Thompson’s infrequent posts about Habibi on his blog are always a prod to wonder when it will finally come out.

According to this entry, he’s been working on rewriting the ending for the last five months, and above, a peek at the first page he’s drawn since June. Just think of its eventual release as something to look forward to.

Comments

  1. Shawn Williams says:

    I sure can’t wait for it!!

    I don’t know what a Godot is though?

  2. Shawn Williams says:

    Waiting for Godot… Oh yeah, Affleck name drops Vladimir and Estragon in Chasing Amy. Thanks Kevin Smith.

  3. This project’s existence is giving me a panic attack.

  4. Thompson’s just giving the other cartoonists a chance to get their books out first because once Habibi comes out, they’ll have to clear off all of the shelves to make way.

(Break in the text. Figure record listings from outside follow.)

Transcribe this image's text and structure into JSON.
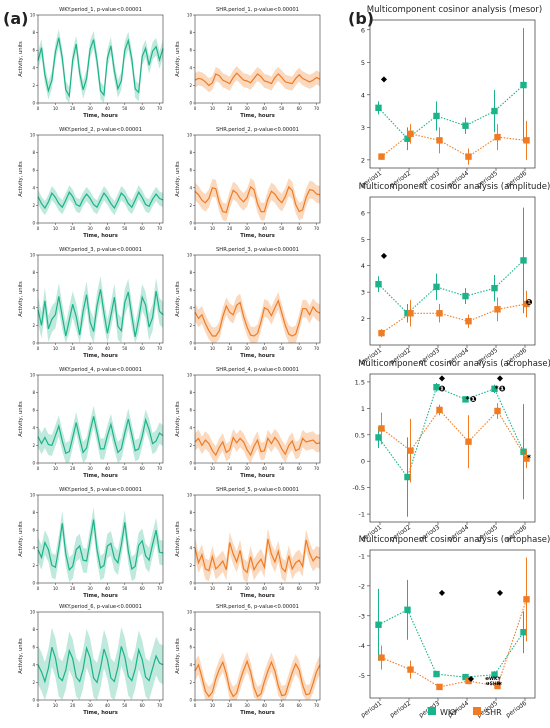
{
  "panel_labels": {
    "a": "(a)",
    "b": "(b)"
  },
  "colors": {
    "wky": "#1bb38a",
    "wky_band": "#bfe9dc",
    "shr": "#f07b22",
    "shr_band": "#fbd9bf",
    "marker": "#000000"
  },
  "common": {
    "xlabel": "Time, hours",
    "ylabel": "Activity, units"
  },
  "legend": {
    "wky": "WKY",
    "shr": "SHR"
  },
  "chart_data": [
    {
      "type": "line",
      "id": "wky_p1",
      "title": "WKY.period_1, p-value<0.00001",
      "xticks": [
        0,
        10,
        20,
        30,
        40,
        50,
        60,
        70
      ],
      "yticks": [
        0,
        2,
        4,
        6,
        8,
        10
      ],
      "xlim": [
        0,
        72
      ],
      "ylim": [
        0,
        10
      ],
      "series": [
        {
          "values": [
            4.8,
            6.3,
            3.2,
            1.4,
            2.6,
            5.8,
            7.4,
            5.1,
            1.5,
            0.8,
            4.9,
            6.7,
            3.4,
            1.5,
            2.8,
            6.1,
            7.2,
            4.8,
            1.4,
            0.9,
            5.1,
            6.5,
            3.6,
            1.6,
            2.5,
            6.0,
            7.1,
            5.0,
            1.6,
            1.2,
            5.3,
            6.2,
            4.3,
            5.9,
            6.4,
            4.9,
            6.2
          ],
          "band": 1.0
        }
      ]
    },
    {
      "type": "line",
      "id": "shr_p1",
      "title": "SHR.period_1, p-value<0.00001",
      "xticks": [
        0,
        10,
        20,
        30,
        40,
        50,
        60,
        70
      ],
      "yticks": [
        0,
        2,
        4,
        6,
        8,
        10
      ],
      "xlim": [
        0,
        72
      ],
      "ylim": [
        0,
        10
      ],
      "series": [
        {
          "values": [
            2.6,
            2.8,
            2.7,
            2.4,
            2.0,
            2.3,
            3.3,
            3.1,
            2.6,
            2.4,
            2.2,
            2.9,
            3.4,
            3.0,
            2.6,
            2.5,
            2.3,
            2.8,
            3.3,
            3.0,
            2.5,
            2.4,
            2.2,
            2.9,
            3.3,
            2.9,
            2.4,
            2.3,
            2.2,
            2.8,
            3.2,
            2.8,
            2.6,
            2.4,
            2.6,
            2.9,
            2.7
          ],
          "band": 0.8
        }
      ]
    },
    {
      "type": "line",
      "id": "wky_p2",
      "title": "WKY.period_2, p-value<0.00001",
      "xticks": [
        0,
        10,
        20,
        30,
        40,
        50,
        60,
        70
      ],
      "yticks": [
        0,
        2,
        4,
        6,
        8,
        10
      ],
      "xlim": [
        0,
        72
      ],
      "ylim": [
        0,
        10
      ],
      "series": [
        {
          "values": [
            3.0,
            2.2,
            1.7,
            2.4,
            3.4,
            2.9,
            2.2,
            1.8,
            2.6,
            3.5,
            3.0,
            2.1,
            1.9,
            2.7,
            3.3,
            2.8,
            2.1,
            1.8,
            2.6,
            3.4,
            2.9,
            2.2,
            1.7,
            2.5,
            3.4,
            3.0,
            2.2,
            1.8,
            2.6,
            3.5,
            2.9,
            2.1,
            1.9,
            2.7,
            3.3,
            2.8,
            2.6
          ],
          "band": 0.8
        }
      ]
    },
    {
      "type": "line",
      "id": "shr_p2",
      "title": "SHR.period_2, p-value<0.00001",
      "xticks": [
        0,
        10,
        20,
        30,
        40,
        50,
        60,
        70
      ],
      "yticks": [
        0,
        2,
        4,
        6,
        8,
        10
      ],
      "xlim": [
        0,
        72
      ],
      "ylim": [
        0,
        10
      ],
      "series": [
        {
          "values": [
            3.6,
            3.2,
            2.6,
            2.3,
            2.8,
            4.0,
            3.9,
            2.3,
            1.3,
            1.2,
            2.6,
            3.7,
            3.4,
            2.8,
            2.4,
            2.9,
            4.1,
            3.8,
            2.2,
            1.3,
            1.3,
            2.7,
            3.6,
            3.3,
            2.7,
            2.3,
            3.0,
            4.1,
            3.7,
            2.1,
            1.3,
            1.5,
            2.9,
            3.8,
            3.7,
            3.3,
            3.2
          ],
          "band": 1.0
        }
      ]
    },
    {
      "type": "line",
      "id": "wky_p3",
      "title": "WKY.period_3, p-value<0.00001",
      "xticks": [
        0,
        10,
        20,
        30,
        40,
        50,
        60,
        70
      ],
      "yticks": [
        0,
        2,
        4,
        6,
        8,
        10
      ],
      "xlim": [
        0,
        72
      ],
      "ylim": [
        0,
        10
      ],
      "series": [
        {
          "values": [
            3.8,
            2.0,
            4.8,
            1.6,
            2.7,
            3.2,
            5.3,
            3.0,
            0.8,
            2.6,
            4.4,
            3.0,
            0.9,
            3.6,
            5.5,
            2.4,
            1.3,
            4.2,
            6.1,
            3.4,
            1.1,
            3.1,
            5.2,
            1.9,
            1.4,
            4.6,
            5.8,
            3.1,
            0.7,
            2.7,
            5.2,
            4.3,
            1.8,
            2.9,
            5.9,
            3.6,
            3.2
          ],
          "band": 1.5
        }
      ]
    },
    {
      "type": "line",
      "id": "shr_p3",
      "title": "SHR.period_3, p-value<0.00001",
      "xticks": [
        0,
        10,
        20,
        30,
        40,
        50,
        60,
        70
      ],
      "yticks": [
        0,
        2,
        4,
        6,
        8,
        10
      ],
      "xlim": [
        0,
        72
      ],
      "ylim": [
        0,
        10
      ],
      "series": [
        {
          "values": [
            3.5,
            2.8,
            3.2,
            2.2,
            1.4,
            0.8,
            0.8,
            1.4,
            3.0,
            4.2,
            3.5,
            3.2,
            4.3,
            4.6,
            3.0,
            1.8,
            0.9,
            0.8,
            1.1,
            2.4,
            4.0,
            3.8,
            3.1,
            4.0,
            4.8,
            3.4,
            2.0,
            1.0,
            0.8,
            1.0,
            2.3,
            3.9,
            3.9,
            3.2,
            4.1,
            3.6,
            3.4
          ],
          "band": 1.0
        }
      ]
    },
    {
      "type": "line",
      "id": "wky_p4",
      "title": "WKY.period_4, p-value<0.00001",
      "xticks": [
        0,
        10,
        20,
        30,
        40,
        50,
        60,
        70
      ],
      "yticks": [
        0,
        2,
        4,
        6,
        8,
        10
      ],
      "xlim": [
        0,
        72
      ],
      "ylim": [
        0,
        10
      ],
      "series": [
        {
          "values": [
            3.0,
            2.2,
            2.9,
            2.1,
            2.0,
            3.1,
            4.2,
            2.5,
            1.1,
            1.3,
            2.9,
            4.6,
            2.8,
            1.2,
            1.7,
            3.6,
            5.3,
            3.5,
            1.6,
            1.6,
            3.1,
            4.4,
            2.6,
            1.2,
            1.6,
            3.4,
            5.0,
            3.2,
            1.4,
            1.6,
            3.0,
            4.9,
            3.8,
            2.2,
            2.5,
            3.4,
            3.1
          ],
          "band": 1.2
        }
      ]
    },
    {
      "type": "line",
      "id": "shr_p4",
      "title": "SHR.period_4, p-value<0.00001",
      "xticks": [
        0,
        10,
        20,
        30,
        40,
        50,
        60,
        70
      ],
      "yticks": [
        0,
        2,
        4,
        6,
        8,
        10
      ],
      "xlim": [
        0,
        72
      ],
      "ylim": [
        0,
        10
      ],
      "series": [
        {
          "values": [
            2.4,
            2.8,
            2.0,
            2.6,
            2.2,
            1.4,
            0.9,
            1.8,
            2.4,
            1.2,
            1.5,
            2.9,
            2.3,
            2.8,
            2.4,
            1.5,
            0.9,
            1.9,
            2.6,
            1.3,
            1.4,
            2.8,
            2.2,
            2.9,
            2.4,
            1.6,
            1.0,
            2.0,
            2.5,
            1.4,
            1.6,
            2.8,
            2.4,
            2.5,
            2.6,
            2.2,
            2.3
          ],
          "band": 1.0
        }
      ]
    },
    {
      "type": "line",
      "id": "wky_p5",
      "title": "WKY.period_5, p-value<0.00001",
      "xticks": [
        0,
        10,
        20,
        30,
        40,
        50,
        60,
        70
      ],
      "yticks": [
        0,
        2,
        4,
        6,
        8,
        10
      ],
      "xlim": [
        0,
        72
      ],
      "ylim": [
        0,
        10
      ],
      "series": [
        {
          "values": [
            3.8,
            2.9,
            4.6,
            3.8,
            2.0,
            1.8,
            4.0,
            6.8,
            3.3,
            1.5,
            1.9,
            3.8,
            4.2,
            2.6,
            2.5,
            4.8,
            7.2,
            3.8,
            1.7,
            2.0,
            4.2,
            4.5,
            2.8,
            2.3,
            4.3,
            6.9,
            3.6,
            1.6,
            1.9,
            4.3,
            4.8,
            3.1,
            2.6,
            4.4,
            6.0,
            3.5,
            3.4
          ],
          "band": 1.4
        }
      ]
    },
    {
      "type": "line",
      "id": "shr_p5",
      "title": "SHR.period_5, p-value<0.00001",
      "xticks": [
        0,
        10,
        20,
        30,
        40,
        50,
        60,
        70
      ],
      "yticks": [
        0,
        2,
        4,
        6,
        8,
        10
      ],
      "xlim": [
        0,
        72
      ],
      "ylim": [
        0,
        10
      ],
      "series": [
        {
          "values": [
            4.0,
            2.3,
            3.2,
            1.6,
            1.4,
            3.0,
            1.6,
            2.0,
            2.5,
            1.5,
            4.6,
            3.3,
            2.4,
            3.7,
            1.6,
            1.2,
            3.0,
            1.5,
            2.2,
            2.7,
            1.8,
            5.0,
            3.3,
            2.4,
            3.6,
            1.7,
            1.3,
            3.1,
            1.6,
            2.3,
            2.6,
            1.9,
            4.9,
            3.4,
            2.5,
            3.0,
            2.8
          ],
          "band": 1.2
        }
      ]
    },
    {
      "type": "line",
      "id": "wky_p6",
      "title": "WKY.period_6, p-value<0.00001",
      "xticks": [
        0,
        10,
        20,
        30,
        40,
        50,
        60,
        70
      ],
      "yticks": [
        0,
        2,
        4,
        6,
        8,
        10
      ],
      "xlim": [
        0,
        72
      ],
      "ylim": [
        0,
        10
      ],
      "series": [
        {
          "values": [
            4.0,
            3.2,
            2.1,
            3.6,
            6.0,
            4.8,
            2.6,
            2.2,
            3.4,
            5.6,
            4.7,
            2.6,
            2.1,
            3.5,
            5.9,
            4.8,
            2.5,
            2.0,
            3.6,
            5.8,
            4.6,
            2.5,
            2.1,
            3.7,
            6.1,
            4.9,
            2.7,
            2.2,
            3.5,
            5.7,
            4.6,
            2.6,
            2.2,
            3.6,
            5.0,
            4.2,
            4.0
          ],
          "band": 2.2
        }
      ]
    },
    {
      "type": "line",
      "id": "shr_p6",
      "title": "SHR.period_6, p-value<0.00001",
      "xticks": [
        0,
        10,
        20,
        30,
        40,
        50,
        60,
        70
      ],
      "yticks": [
        0,
        2,
        4,
        6,
        8,
        10
      ],
      "xlim": [
        0,
        72
      ],
      "ylim": [
        0,
        10
      ],
      "series": [
        {
          "values": [
            3.3,
            4.0,
            2.6,
            1.0,
            0.4,
            0.9,
            2.4,
            3.5,
            4.3,
            3.0,
            1.2,
            0.4,
            0.8,
            2.2,
            3.4,
            4.4,
            3.2,
            1.4,
            0.4,
            0.7,
            2.1,
            3.3,
            4.3,
            3.3,
            1.6,
            0.5,
            0.6,
            1.9,
            3.1,
            4.1,
            3.4,
            1.7,
            0.6,
            0.7,
            1.9,
            3.2,
            4.0
          ],
          "band": 1.1
        }
      ]
    },
    {
      "type": "scatter",
      "id": "mesor",
      "title": "Multicomponent cosinor analysis (mesor)",
      "categories": [
        "period1",
        "period2",
        "period3",
        "period4",
        "period5",
        "period6"
      ],
      "yticks": [
        2,
        3,
        4,
        5,
        6
      ],
      "ylim": [
        1.75,
        6.3
      ],
      "series": [
        {
          "key": "wky",
          "values": [
            3.6,
            2.65,
            3.35,
            3.05,
            3.5,
            4.3
          ],
          "err": [
            0.2,
            0.35,
            0.45,
            0.25,
            0.65,
            1.75
          ]
        },
        {
          "key": "shr",
          "values": [
            2.1,
            2.8,
            2.6,
            2.1,
            2.7,
            2.6
          ],
          "err": [
            0.1,
            0.3,
            0.4,
            0.25,
            0.4,
            0.6
          ]
        }
      ],
      "annotations": [
        {
          "x": "period1",
          "y": 4.5,
          "text": "◆"
        }
      ]
    },
    {
      "type": "scatter",
      "id": "amplitude",
      "title": "Multicomponent cosinor analysis (amplitude)",
      "categories": [
        "period1",
        "period2",
        "period3",
        "period4",
        "period5",
        "period6"
      ],
      "yticks": [
        2,
        3,
        4,
        5,
        6
      ],
      "ylim": [
        1.0,
        6.6
      ],
      "series": [
        {
          "key": "wky",
          "values": [
            3.3,
            2.2,
            3.2,
            2.85,
            3.15,
            4.2
          ],
          "err": [
            0.3,
            0.35,
            0.5,
            0.3,
            0.5,
            2.0
          ]
        },
        {
          "key": "shr",
          "values": [
            1.45,
            2.2,
            2.2,
            1.9,
            2.35,
            2.55
          ],
          "err": [
            0.15,
            0.5,
            0.35,
            0.25,
            0.45,
            0.5
          ]
        }
      ],
      "annotations": [
        {
          "x": "period1",
          "y": 4.4,
          "text": "◆"
        },
        {
          "x": "period6",
          "y": 2.62,
          "text": "❶"
        }
      ]
    },
    {
      "type": "scatter",
      "id": "acrophase",
      "title": "Multicomponent cosinor analysis (acrophase)",
      "categories": [
        "period1",
        "period2",
        "period3",
        "period4",
        "period5",
        "period6"
      ],
      "yticks": [
        -1.0,
        -0.5,
        0.0,
        0.5,
        1.0,
        1.5
      ],
      "ylim": [
        -1.15,
        1.65
      ],
      "series": [
        {
          "key": "wky",
          "values": [
            0.45,
            -0.3,
            1.4,
            1.17,
            1.37,
            0.18
          ],
          "err": [
            0.2,
            0.75,
            0.08,
            0.05,
            0.08,
            0.9
          ]
        },
        {
          "key": "shr",
          "values": [
            0.62,
            0.2,
            0.97,
            0.37,
            0.95,
            0.05
          ],
          "err": [
            0.3,
            0.6,
            0.1,
            0.5,
            0.15,
            0.18
          ]
        }
      ],
      "annotations": [
        {
          "x": "period3",
          "y": 1.58,
          "text": "◆"
        },
        {
          "x": "period3",
          "y": 1.38,
          "text": "❶"
        },
        {
          "x": "period4",
          "y": 1.18,
          "text": "*❶"
        },
        {
          "x": "period5",
          "y": 1.58,
          "text": "◆"
        },
        {
          "x": "period5",
          "y": 1.38,
          "text": "*❶"
        },
        {
          "x": "period6",
          "y": 0.07,
          "text": "*"
        }
      ]
    },
    {
      "type": "scatter",
      "id": "ortophase",
      "title": "Multicomponent cosinor analysis (ortophase)",
      "categories": [
        "period1",
        "period2",
        "period3",
        "period4",
        "period5",
        "period6"
      ],
      "yticks": [
        -1,
        -2,
        -3,
        -4,
        -5
      ],
      "ylim": [
        -5.75,
        -0.8
      ],
      "series": [
        {
          "key": "wky",
          "values": [
            -3.3,
            -2.8,
            -4.95,
            -5.05,
            -4.97,
            -3.55
          ],
          "err": [
            1.2,
            1.0,
            0.1,
            0.1,
            0.12,
            0.7
          ]
        },
        {
          "key": "shr",
          "values": [
            -4.4,
            -4.8,
            -5.38,
            -5.18,
            -5.35,
            -2.45
          ],
          "err": [
            0.4,
            0.3,
            0.1,
            0.08,
            0.1,
            1.4
          ]
        }
      ],
      "annotations": [
        {
          "x": "period3",
          "y": -2.2,
          "text": "◆"
        },
        {
          "x": "period5",
          "y": -2.2,
          "text": "◆"
        },
        {
          "x": "period4",
          "y": -5.08,
          "text": "◆"
        },
        {
          "x": "period5",
          "y": -5.05,
          "text": "❶WKY\n❶SHR"
        },
        {
          "x": "period5",
          "y": -5.3,
          "text": "*"
        }
      ]
    }
  ]
}
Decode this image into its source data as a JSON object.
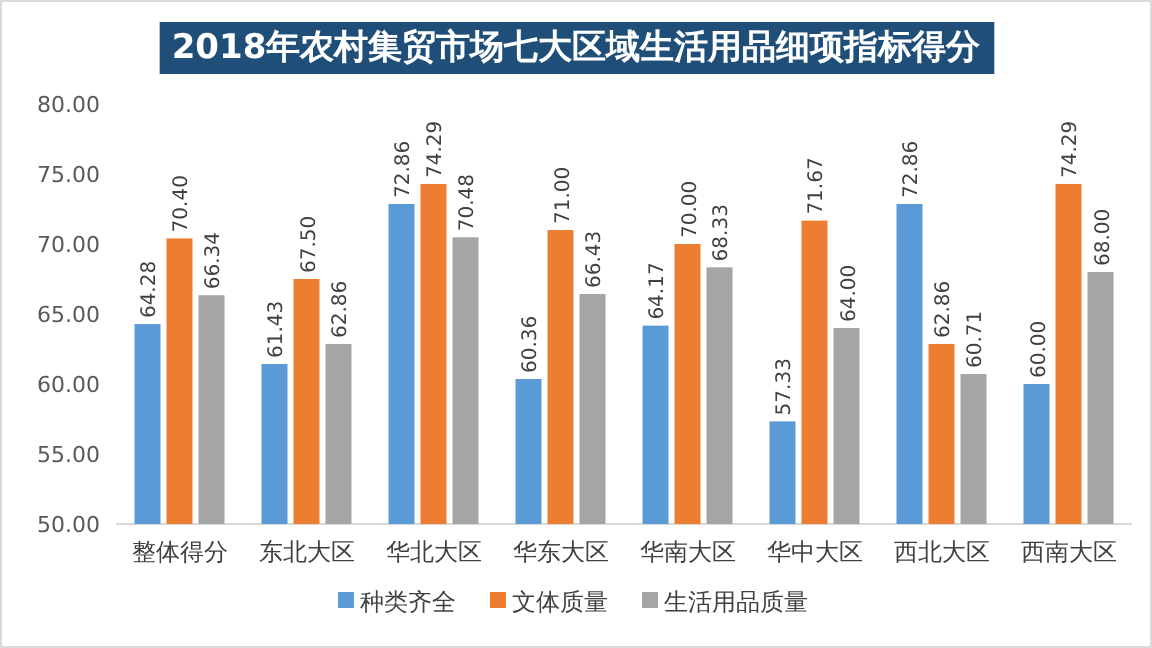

  5. Habibi will be worth the wait. I was lucky enough to spend a day with Thompson last March and read the progress so far. While it may not be the kind of game-changer Blankets was (we’re now used to massive original graphic novels of scope; they were unfamiliar and exotic in 2003), the virtuosity on display in Habibi will be much admired and imitated. The attractiveness of Thompson’s art, which imbued the mundane subject matter of Blankets with a kind of weighty authority, is here applied to a more fantastic milieu. The result is beautiful, emotionally effecting, and thought provoking on a variety of levels. More significantly, Blankets functioned as a YA memoir, whereas Habibi, while continuing Thompson’s fascination with coming of age subject matter, explores matters of adult maturity, sacrifice, and belief. For readers whose early adolescence was defined by Goodbye, Chunky Rice and high school years summed up by Blankets, Habibi will be a welcome arrival – a missive from an author whose work has grown up alongside them, but privately, and who can still capture the beating of their hearts.